We were there from all over the world. We heard English with numerous accents. Some of us even affected “Babu” English that was spoken by our Indian friends. If we had strong religious convictions, we at least encountered others of different ersuasions and so learned to entertain other possibilities. American culture prevailed at that time, but British and Indian were surely next in line. Woodstock saw itself as a “world” institution where people came together to learn of each other and develop a great respect for the environment. We were all students, whether we occupied the role of administrator, mentor, auxiliary, or pupil. Among the students were often outstanding musicians, potential scientists, or world rulers in the making. Personalities were encouraged to think freely yet learned not to be totally abrasive. Young males were given an astonishing amount of freedom to explore the environs.

Meals, worship experiences, sports events, walks to the bazaars, dorm life, special days and celebrations, the shared music both performed and heard, all served to intensify this unique time in one’s existence. Because it was a boarding school and there was no family to return to each day, faculty became almost surrogate parents. Dorm room mates became strong friends or sometimes not. There was often intense competition, especially in the sports venues. Friends tended to remain friends for a lifetime.

Woodstock capitalized on this experience. It opened itself to the world by making good use of the Net. It has encouraged the community to blog. Jeanne, Jennie, James and Nate are teachers and blog regularly. Through them I’m able to reconstruct for myself a Woodstock and Mussoorie in real time. Though it is not possible for me to hop on a plane and be there, I can participate in imagination by reading their posted activitiies and impressions. Now when I see their names associated with campus activities and community projects in the school paper, The Quadrangle, I feel as if I know them. When they first arrived it took a season to become accustomed to India, Woodstock, and Mussoorie. Each is at a predictable stage and is being shaped by the “Woodstock” experience. It is so unique that it would take a very hard heart not to be seduced by it. My grateful thanks to them for sharing their lives so eloquently with those who have already been or may be induced to go there.

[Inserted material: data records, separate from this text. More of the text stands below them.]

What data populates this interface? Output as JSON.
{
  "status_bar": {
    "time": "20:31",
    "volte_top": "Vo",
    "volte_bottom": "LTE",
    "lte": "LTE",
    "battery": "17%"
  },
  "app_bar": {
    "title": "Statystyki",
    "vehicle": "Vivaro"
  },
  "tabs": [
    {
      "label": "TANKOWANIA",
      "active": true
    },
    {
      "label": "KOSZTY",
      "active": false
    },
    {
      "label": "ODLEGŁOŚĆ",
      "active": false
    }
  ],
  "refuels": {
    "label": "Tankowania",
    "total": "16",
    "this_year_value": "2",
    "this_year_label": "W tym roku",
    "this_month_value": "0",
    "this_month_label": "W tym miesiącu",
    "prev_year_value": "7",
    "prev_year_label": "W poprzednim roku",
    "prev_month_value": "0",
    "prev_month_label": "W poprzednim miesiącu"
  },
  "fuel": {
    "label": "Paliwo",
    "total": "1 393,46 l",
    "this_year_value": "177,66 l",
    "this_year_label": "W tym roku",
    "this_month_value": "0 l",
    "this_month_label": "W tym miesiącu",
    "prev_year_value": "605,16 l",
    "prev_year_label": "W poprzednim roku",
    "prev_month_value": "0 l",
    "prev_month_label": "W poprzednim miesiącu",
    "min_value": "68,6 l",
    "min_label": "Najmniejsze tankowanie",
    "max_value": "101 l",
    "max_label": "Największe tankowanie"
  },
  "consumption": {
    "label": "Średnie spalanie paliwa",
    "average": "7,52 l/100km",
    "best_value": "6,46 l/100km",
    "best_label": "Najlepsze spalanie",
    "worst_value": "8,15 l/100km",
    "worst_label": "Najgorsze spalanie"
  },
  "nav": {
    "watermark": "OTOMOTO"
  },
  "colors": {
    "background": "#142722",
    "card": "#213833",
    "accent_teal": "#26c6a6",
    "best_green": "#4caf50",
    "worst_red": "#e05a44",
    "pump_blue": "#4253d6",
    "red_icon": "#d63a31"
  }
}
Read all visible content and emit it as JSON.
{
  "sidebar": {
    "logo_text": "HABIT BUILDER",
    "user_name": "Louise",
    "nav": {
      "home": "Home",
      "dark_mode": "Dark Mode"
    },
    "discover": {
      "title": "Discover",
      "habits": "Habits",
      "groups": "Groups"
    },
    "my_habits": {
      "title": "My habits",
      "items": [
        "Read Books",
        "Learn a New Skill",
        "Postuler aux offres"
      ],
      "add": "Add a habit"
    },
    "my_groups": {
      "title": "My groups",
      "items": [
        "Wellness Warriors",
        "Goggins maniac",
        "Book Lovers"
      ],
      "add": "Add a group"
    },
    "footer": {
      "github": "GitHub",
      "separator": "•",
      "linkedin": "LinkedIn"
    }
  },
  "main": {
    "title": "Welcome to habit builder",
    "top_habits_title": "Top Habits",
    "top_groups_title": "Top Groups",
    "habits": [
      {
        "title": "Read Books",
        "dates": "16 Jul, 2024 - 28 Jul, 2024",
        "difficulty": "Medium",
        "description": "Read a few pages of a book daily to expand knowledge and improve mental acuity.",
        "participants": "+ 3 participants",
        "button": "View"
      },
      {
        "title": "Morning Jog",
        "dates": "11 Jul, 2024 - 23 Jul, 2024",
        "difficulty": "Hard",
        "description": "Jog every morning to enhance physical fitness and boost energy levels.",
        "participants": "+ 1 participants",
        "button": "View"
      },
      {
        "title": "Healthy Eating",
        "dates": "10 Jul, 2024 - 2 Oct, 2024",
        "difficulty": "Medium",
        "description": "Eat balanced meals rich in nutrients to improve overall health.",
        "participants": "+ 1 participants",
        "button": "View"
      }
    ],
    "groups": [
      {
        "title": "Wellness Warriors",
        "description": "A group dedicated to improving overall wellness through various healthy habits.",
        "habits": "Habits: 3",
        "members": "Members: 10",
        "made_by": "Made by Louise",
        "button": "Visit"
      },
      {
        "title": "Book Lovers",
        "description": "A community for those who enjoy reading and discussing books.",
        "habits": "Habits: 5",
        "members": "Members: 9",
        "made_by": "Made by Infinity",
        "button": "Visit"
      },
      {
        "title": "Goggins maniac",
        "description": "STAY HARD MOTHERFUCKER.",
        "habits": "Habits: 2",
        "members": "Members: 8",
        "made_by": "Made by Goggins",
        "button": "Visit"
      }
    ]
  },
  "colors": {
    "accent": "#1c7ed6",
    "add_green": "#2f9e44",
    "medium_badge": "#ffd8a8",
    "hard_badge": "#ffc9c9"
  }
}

Others arrive in Mussorie as tourists or NGO’s, or come to learn Hindi at the Landour Language School. The NGO’s often do both, learn Hindi and then assist with community projects in the mountain villages that abound in the valleys. That's how I found Jill and David, two who were working in education and architecture. Though both are now in the US, their blogs still speak to me. Google also has amazing maps of the Mussoorie area and it is possible to see most of the Woodstock buildings and many of the hillside cottages, even Prospect Point, if one knows where to look.

My love of mountains, interest in things Indian and international, joy in music making, tendency to look deeper and be more than casually reflective must certainly derive from those unique years.